Modern paleontology is making up for lost time on the China front. Just during the few days I was reading this book,  dinosaur eggs found by workers building a road and the discovery of a bizarre leathery winged dinosaur were announced. Some things have not changed however, as any spectacular, too-good-to-be-true discovery is announced, it is received with some skepticism. This isn’t exactly the same mistrust that 18th century naturalist had of unobservant Chinese, or those who did not bother to separate fact from fable. There have been some high quality fakes coming out on the black market of China, and in the case of fossils in the 21st century just as many are made in China as found in China.

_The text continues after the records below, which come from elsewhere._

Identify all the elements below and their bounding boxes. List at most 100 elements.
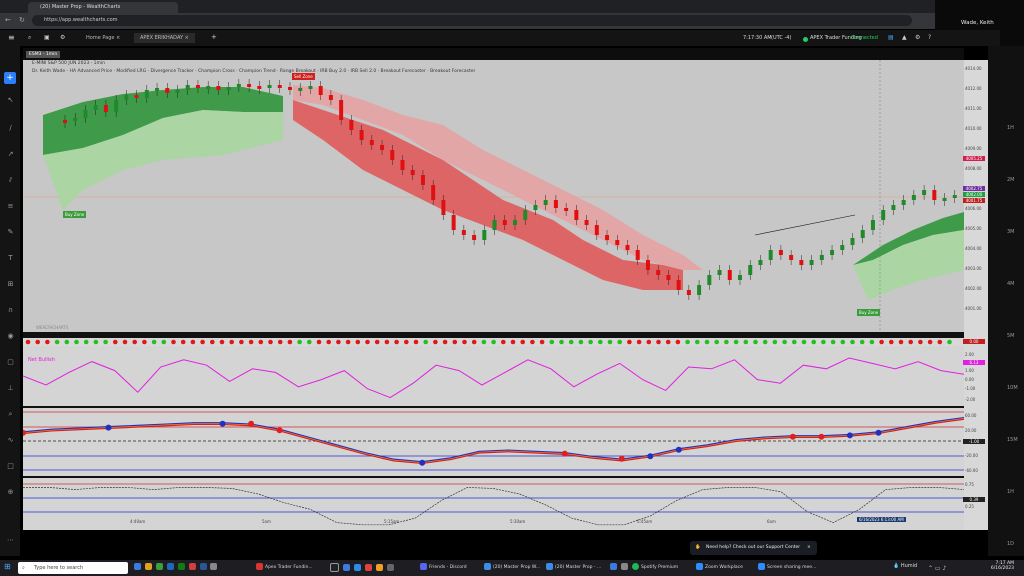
signal-dot bbox=[501, 339, 506, 345]
trend-dot bbox=[647, 453, 654, 460]
app-icon[interactable] bbox=[375, 564, 383, 571]
more-icon[interactable]: ⋯ bbox=[6, 536, 15, 545]
tray-icons[interactable]: ⌃ ▭ ♪ bbox=[928, 565, 946, 572]
app-icon[interactable] bbox=[188, 563, 196, 570]
timeframe-button[interactable]: 2M bbox=[1007, 177, 1015, 183]
weather-widget[interactable]: 💧 Humid bbox=[893, 563, 917, 569]
indicator-label[interactable]: IRB Sell 2.0 bbox=[351, 69, 377, 74]
buy-zone-label: Buy Zone bbox=[857, 309, 881, 316]
taskbar-item[interactable]: Screen sharing mee... bbox=[758, 562, 820, 574]
indicator-label[interactable]: Divergence Tracker bbox=[150, 69, 193, 74]
price-axis-label: 4001.00 bbox=[965, 306, 982, 311]
back-icon[interactable]: ← bbox=[5, 16, 11, 24]
zoom-icon[interactable]: ⌕ bbox=[6, 410, 15, 419]
add-tab-icon[interactable]: + bbox=[211, 33, 217, 41]
indicator-label[interactable]: Champion Trend bbox=[239, 69, 276, 74]
candle bbox=[400, 160, 405, 170]
taskbar-item[interactable]: Friends - Discord bbox=[420, 562, 480, 574]
trend-icon[interactable]: ∿ bbox=[6, 436, 15, 445]
signal-dot bbox=[83, 339, 89, 345]
save-icon[interactable]: ▤ bbox=[888, 34, 894, 41]
taskbar-search[interactable]: ⌕ Type here to search bbox=[18, 562, 128, 574]
timeframe-button[interactable]: 10M bbox=[1007, 385, 1018, 391]
browser-tab[interactable]: (20) Master Prop - WealthCharts bbox=[28, 2, 178, 13]
candle bbox=[461, 230, 466, 235]
signal-dot bbox=[617, 339, 622, 345]
indicator-label[interactable]: IRB Buy 2.0 bbox=[320, 69, 346, 74]
candle bbox=[901, 200, 906, 205]
indicator-label[interactable]: Champion Cross bbox=[198, 69, 235, 74]
search-icon[interactable]: ⌕ bbox=[28, 34, 31, 42]
channel-icon[interactable]: ⫽ bbox=[6, 176, 15, 185]
candle bbox=[799, 260, 804, 265]
app-icon[interactable] bbox=[620, 563, 628, 570]
timeframe-button[interactable]: 1H bbox=[1007, 489, 1014, 495]
eye-icon[interactable]: ◉ bbox=[6, 332, 15, 341]
support-popup[interactable]: ✋ Need help? Check out our Support Cente… bbox=[690, 541, 817, 555]
timeframe-button[interactable]: 1H bbox=[1007, 125, 1014, 131]
help-icon[interactable]: ? bbox=[928, 34, 931, 41]
timeframe-button[interactable]: 1D bbox=[1007, 541, 1014, 547]
signal-dot bbox=[113, 339, 118, 345]
box-icon[interactable]: □ bbox=[6, 462, 15, 471]
taskbar-item[interactable]: Spotify Premium bbox=[632, 562, 692, 574]
timeframe-button[interactable]: 15M bbox=[1007, 437, 1018, 443]
app-icon[interactable] bbox=[199, 563, 207, 570]
fib-icon[interactable]: ≡ bbox=[6, 202, 15, 211]
layout-icon[interactable]: ▣ bbox=[44, 34, 50, 41]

It was described in vivid detail
It was described in vivid detail

 

I try to always balance out everything I read with something that I wish had been included or different about the book. With this book it was more difficult for content, but easy to be petty. It is an oft repeated lament of mine about color images and illustrations. There are a host of reasons that black and white and greyscale are the case–ultimately I would say would be the cost of the final result being restrictive to its intended audience. However in this case the beautiful description of the illustration of the betel palm that included fruit that is in varying stages of ripeness along with the cross sections of the fruit, a full leaf and the entire tree would have been nice to see in the detail with which Fan describes it.